Nguyen Thanh Minh, CEO of the fintech startup OneSecond Vietnam, confirmed this. He said most of the employees he had dismissed belonged to Generation Z, and the "most popular reasons" behind their dismissals were their "irresponsibility and egos."

"They often speak without honorifics, even with their seniors," he explains. That’s a big no-no in traditional Vietnamese culture.

Minh adds that some of these employees always complain when being given more tasks, even when the tasks are supposed to help them better demonstrate their abilities.

"Their performances are better said than done," he concludes. "They prefer enjoying [their lives to working]."

It would be unfair to say Gen Z-ers do not have any justifications for these comments nor things they are uncomfortable with at the workplace.

Pham Duc Thang, 23, started working in his freshman year of university. Of the six jobs he has been through since graduation, none lasted for over a year. He says he feels "stuck" when caught in the 9-to-5 office lifestyle.

"Young people like me prioritize productivity over whether or not I’m present at my office desk at exactly 8 a.m.," he claims.

Thang also says the looming presence of the generation gap in his workplaces, like an unmentioned elephant in the room, made him feel uncomfortable discussing things with older coworkers.

Nguyen Phuong Anh, 23, of Hanoi, says she has problems communicating with others at her workplace as well. She feels her opinions and emotions are often not valued.

"My coworkers do not care about my emotions," she says. "Every time I perform poorly or miss my due dates, they look at me and talk about me behind my back."

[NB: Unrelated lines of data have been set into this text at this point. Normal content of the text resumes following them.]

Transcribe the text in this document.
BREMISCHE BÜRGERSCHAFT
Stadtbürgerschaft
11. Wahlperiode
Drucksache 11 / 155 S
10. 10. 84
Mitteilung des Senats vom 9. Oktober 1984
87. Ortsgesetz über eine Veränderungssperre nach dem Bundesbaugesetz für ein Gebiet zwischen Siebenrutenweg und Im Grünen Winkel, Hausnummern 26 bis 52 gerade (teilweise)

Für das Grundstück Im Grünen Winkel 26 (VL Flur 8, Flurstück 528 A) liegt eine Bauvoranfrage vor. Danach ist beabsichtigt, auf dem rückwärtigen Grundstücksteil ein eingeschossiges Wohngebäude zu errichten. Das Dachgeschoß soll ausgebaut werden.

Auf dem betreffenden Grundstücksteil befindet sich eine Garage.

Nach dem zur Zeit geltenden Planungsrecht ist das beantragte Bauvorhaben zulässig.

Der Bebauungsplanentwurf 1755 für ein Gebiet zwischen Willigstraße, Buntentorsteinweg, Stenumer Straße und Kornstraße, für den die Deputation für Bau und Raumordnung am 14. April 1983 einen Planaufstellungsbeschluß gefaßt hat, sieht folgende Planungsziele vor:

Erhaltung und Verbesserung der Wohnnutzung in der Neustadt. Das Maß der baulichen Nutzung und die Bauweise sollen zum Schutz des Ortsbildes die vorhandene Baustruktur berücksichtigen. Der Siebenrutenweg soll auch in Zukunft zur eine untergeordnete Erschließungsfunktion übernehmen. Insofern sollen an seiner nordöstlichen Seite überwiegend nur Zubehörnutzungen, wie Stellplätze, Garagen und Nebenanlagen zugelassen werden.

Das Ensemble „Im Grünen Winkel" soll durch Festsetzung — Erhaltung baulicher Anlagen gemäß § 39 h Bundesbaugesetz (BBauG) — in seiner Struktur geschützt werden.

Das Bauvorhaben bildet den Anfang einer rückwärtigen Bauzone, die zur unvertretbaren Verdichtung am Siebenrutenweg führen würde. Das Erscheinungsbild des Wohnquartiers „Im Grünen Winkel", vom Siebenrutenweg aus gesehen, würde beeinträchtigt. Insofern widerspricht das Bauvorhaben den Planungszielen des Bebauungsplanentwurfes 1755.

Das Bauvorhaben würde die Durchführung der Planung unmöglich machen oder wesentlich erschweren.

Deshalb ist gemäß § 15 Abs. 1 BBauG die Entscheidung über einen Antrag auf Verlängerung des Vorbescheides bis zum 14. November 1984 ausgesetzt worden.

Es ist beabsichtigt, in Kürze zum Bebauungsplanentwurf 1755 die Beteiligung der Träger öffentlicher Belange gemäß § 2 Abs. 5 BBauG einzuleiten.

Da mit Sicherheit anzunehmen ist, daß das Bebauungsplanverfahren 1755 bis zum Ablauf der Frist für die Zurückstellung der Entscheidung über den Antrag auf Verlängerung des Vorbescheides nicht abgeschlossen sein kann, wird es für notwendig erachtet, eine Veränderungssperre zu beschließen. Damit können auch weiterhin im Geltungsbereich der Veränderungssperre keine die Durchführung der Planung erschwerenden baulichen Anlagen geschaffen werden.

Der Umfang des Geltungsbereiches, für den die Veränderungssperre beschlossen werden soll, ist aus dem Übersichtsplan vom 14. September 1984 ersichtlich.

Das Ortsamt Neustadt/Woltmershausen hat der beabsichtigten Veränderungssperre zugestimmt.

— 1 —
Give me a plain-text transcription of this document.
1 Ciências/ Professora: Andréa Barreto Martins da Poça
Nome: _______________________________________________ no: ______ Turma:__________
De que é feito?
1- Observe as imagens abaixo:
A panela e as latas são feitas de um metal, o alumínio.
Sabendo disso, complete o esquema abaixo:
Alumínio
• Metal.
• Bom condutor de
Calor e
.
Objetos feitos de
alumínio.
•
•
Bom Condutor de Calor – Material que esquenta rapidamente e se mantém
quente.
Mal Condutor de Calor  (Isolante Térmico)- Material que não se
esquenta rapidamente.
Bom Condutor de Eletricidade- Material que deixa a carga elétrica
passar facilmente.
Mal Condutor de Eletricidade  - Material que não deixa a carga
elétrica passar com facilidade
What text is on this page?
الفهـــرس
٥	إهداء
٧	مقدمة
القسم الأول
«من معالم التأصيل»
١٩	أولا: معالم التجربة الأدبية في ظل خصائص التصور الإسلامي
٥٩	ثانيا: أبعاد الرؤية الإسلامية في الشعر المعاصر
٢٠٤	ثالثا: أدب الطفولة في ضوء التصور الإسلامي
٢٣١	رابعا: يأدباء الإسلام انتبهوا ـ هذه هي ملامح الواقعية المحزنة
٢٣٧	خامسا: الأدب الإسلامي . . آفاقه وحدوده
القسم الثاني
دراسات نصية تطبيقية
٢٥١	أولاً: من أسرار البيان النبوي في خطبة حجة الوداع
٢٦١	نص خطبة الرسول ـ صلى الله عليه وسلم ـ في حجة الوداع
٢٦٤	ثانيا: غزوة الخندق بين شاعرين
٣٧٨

In fact, there have been studies about challenges that Generation Z employees have to deal with at their workplaces. Dr. Katherine Chia, lead research scientist at the talent hiring solutions Cangrade, led a research team that asked over 600 people from various age groups: "Do you feel happy at your workplace?"

The survey’s results showed that the Generation Z demographic group feels the least happy with their jobs. They are even willing to quit their jobs if they feel unhappy at their workplaces.

Another study done by the Mental Health Million Project has also pointed out that Generation Z employees have alarmingly high rates of mental health issues.

Thao says Generation Z employees are in the beginning phase of their career paths and have not had much experience. Because of that, they lack insight into the realities of the labor market as a whole, and easily drop out when they encounter something that does not match their previous expectations.

However, on a bright note, Thao also believes this group possesses the ability to rapidly adjust to new trends, a skill that she says their older counterparts seem to lack. This insight seems to get with what was famously once said by Adam Garfield, marketing director at haircare products brand Hairbro: "[The youth] are highly innovative and adaptable," as well as "not afraid to challenge the status quo and bring new ideas to the table."

Because of these positive attributes, Thao suggests that businesses should do better to create environments conducive to Gen Z-ers particular modes of productivity. By doing so, employees belonging to this age group could become more committed and loyal to their employers for longer periods of time, according to Thao.

Minh agrees with the idea.

He says he has figured out a way to "nurture" this type of employee: give them the chance to pursue work that matches their values.

"I found out that Gen Z-ers often need an ideal to pursue in their career," he explains. "If they can have a job that brings them practical values to their lives, they can focus on doing it without thinking too much about their income."

In the end, even Thao believes that new working relationships between the generations can work out. She advises Gen Z employees to improve their people skills as well and become more willing to listen to others, be more open minded to feedback and constructive criticism, and "better control their egos."

She concludes: "I suggest that Gen Z employees should let their job performance speak for itself instead of showing off verbally."